Comprendre les enjeux de l'agriculture

L’OCDE et la FAO anticipent des hausses de la production et de la demande de viande dans les pays émergents. Afin de combattre la malnutrition, la FAO et d’autres organisations mondiales encouragent la consommation de produits carnés et laitiers. Mais pour atténuer le dérèglement climatique, ces mêmes organisations internationales vilipendent l’élevage, émetteurs de gaz à effet de serre !  

L’Inde, son 1,4 milliard d’habitants et ses centaines de millions d’agriculteurs est le modèle de souveraineté alimentaire pris en exemple dans le monde. Le régime alimentaire des Indiens est en très grande partie végétarien.

Pour autant, la consommation de produits carnés et laitiers est appelée à croître comme dans tous les autres pays émergents.
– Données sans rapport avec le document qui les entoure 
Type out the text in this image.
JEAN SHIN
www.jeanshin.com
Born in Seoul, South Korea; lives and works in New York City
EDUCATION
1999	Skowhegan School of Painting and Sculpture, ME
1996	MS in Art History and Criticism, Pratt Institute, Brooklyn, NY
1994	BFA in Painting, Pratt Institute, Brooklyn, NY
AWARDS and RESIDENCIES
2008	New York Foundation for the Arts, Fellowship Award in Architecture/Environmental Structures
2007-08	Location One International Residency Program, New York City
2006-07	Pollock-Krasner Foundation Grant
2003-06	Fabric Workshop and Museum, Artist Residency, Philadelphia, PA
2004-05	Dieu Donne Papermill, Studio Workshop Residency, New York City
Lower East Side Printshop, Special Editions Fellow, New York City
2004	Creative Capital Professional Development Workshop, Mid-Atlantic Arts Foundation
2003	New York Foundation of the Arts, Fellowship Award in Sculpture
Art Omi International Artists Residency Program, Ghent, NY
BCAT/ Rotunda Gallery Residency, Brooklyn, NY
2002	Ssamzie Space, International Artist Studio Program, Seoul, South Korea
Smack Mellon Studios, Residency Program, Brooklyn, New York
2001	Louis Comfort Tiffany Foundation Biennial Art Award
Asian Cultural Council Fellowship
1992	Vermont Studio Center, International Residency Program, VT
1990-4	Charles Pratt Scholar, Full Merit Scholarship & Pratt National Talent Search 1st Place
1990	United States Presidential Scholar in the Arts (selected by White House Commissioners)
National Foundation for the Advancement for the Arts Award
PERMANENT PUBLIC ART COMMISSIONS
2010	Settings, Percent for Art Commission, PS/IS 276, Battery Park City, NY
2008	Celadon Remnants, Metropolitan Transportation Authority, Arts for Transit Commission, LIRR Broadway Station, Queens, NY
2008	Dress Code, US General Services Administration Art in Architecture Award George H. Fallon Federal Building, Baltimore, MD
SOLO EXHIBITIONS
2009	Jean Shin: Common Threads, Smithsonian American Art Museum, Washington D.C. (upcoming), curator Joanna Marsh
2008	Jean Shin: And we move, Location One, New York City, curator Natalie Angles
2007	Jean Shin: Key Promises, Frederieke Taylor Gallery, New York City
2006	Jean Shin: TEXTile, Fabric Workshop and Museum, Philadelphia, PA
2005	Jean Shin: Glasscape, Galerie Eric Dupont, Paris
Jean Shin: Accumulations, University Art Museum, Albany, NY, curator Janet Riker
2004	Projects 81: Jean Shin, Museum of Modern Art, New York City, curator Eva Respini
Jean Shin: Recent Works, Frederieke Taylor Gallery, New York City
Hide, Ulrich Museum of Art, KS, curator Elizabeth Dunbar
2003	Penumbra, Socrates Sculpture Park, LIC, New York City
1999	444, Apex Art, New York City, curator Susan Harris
A l’horizon de 2032, 15 % de viande de volaille  et 10 % de viande bovine en plus seraient consommées dans le monde, selon l’Organisation de coopération et de développement économique (OCDE).

Dans dix ans, la viande de volaille compterait pour 41 % des apports en protéines animales en Inde, au Pakistan, dans les philippines et au Vietnam notamment, souligne l’OCDE.

Chaque année, la consommation de viande et de protéines animales par habitant croît dans les pays émergents. Ses moteurs sont la croissance démographique et l’augmentation du pouvoir d’achat des classes moyennes.

La hausse des revenus pousse aussi les consommateurs à changer leurs habitudes alimentaires en achetant plus de viande de volaille, de viande bovine et de viande porcine (dans les pays qui ne sont pas de confession musulmane) au détriment de la viande ovine, pas très attractive.

A l’échelle mondiale, la consommation moyenne de viande par habitant aura progressé de 700 g par an d’ici 2032. Elle atteindra 28,8 kg, selon l’OCDE. En pourcents, la hausse sera plus forte dans les pays en développement puisque la consommation de viande aura augmenté de 9,6 % en dix ans contre 2 % dans les pays riches.

A l’horizon de 2032, la consommation de viande sera alors en moyenne de 22,9 kilogrammes équivalent carcasse (Kg éc) par habitant dans les pays émergents, selon l’OCDE. Cependant, cette moyenne masque de fortes disparités.

Si on se concentre sur la seule viande bovine, moins de 4-5 kilogrammes par habitant sont consommés chaque année dans les pays les plus pauvres (Egypte, Pakistan). Elle sera supérieure à 16-17 kg parmi les pays de l’OCDE (jusqu’à 30 Kg aux Etats-Unis).

La consommation de viande et de produits laitiers est promue par la FAO et les autres organisations internationales en pointes pour combattre la malnutrition. L’enjeu : équilibrer le régime alimentaire des populations malnutries.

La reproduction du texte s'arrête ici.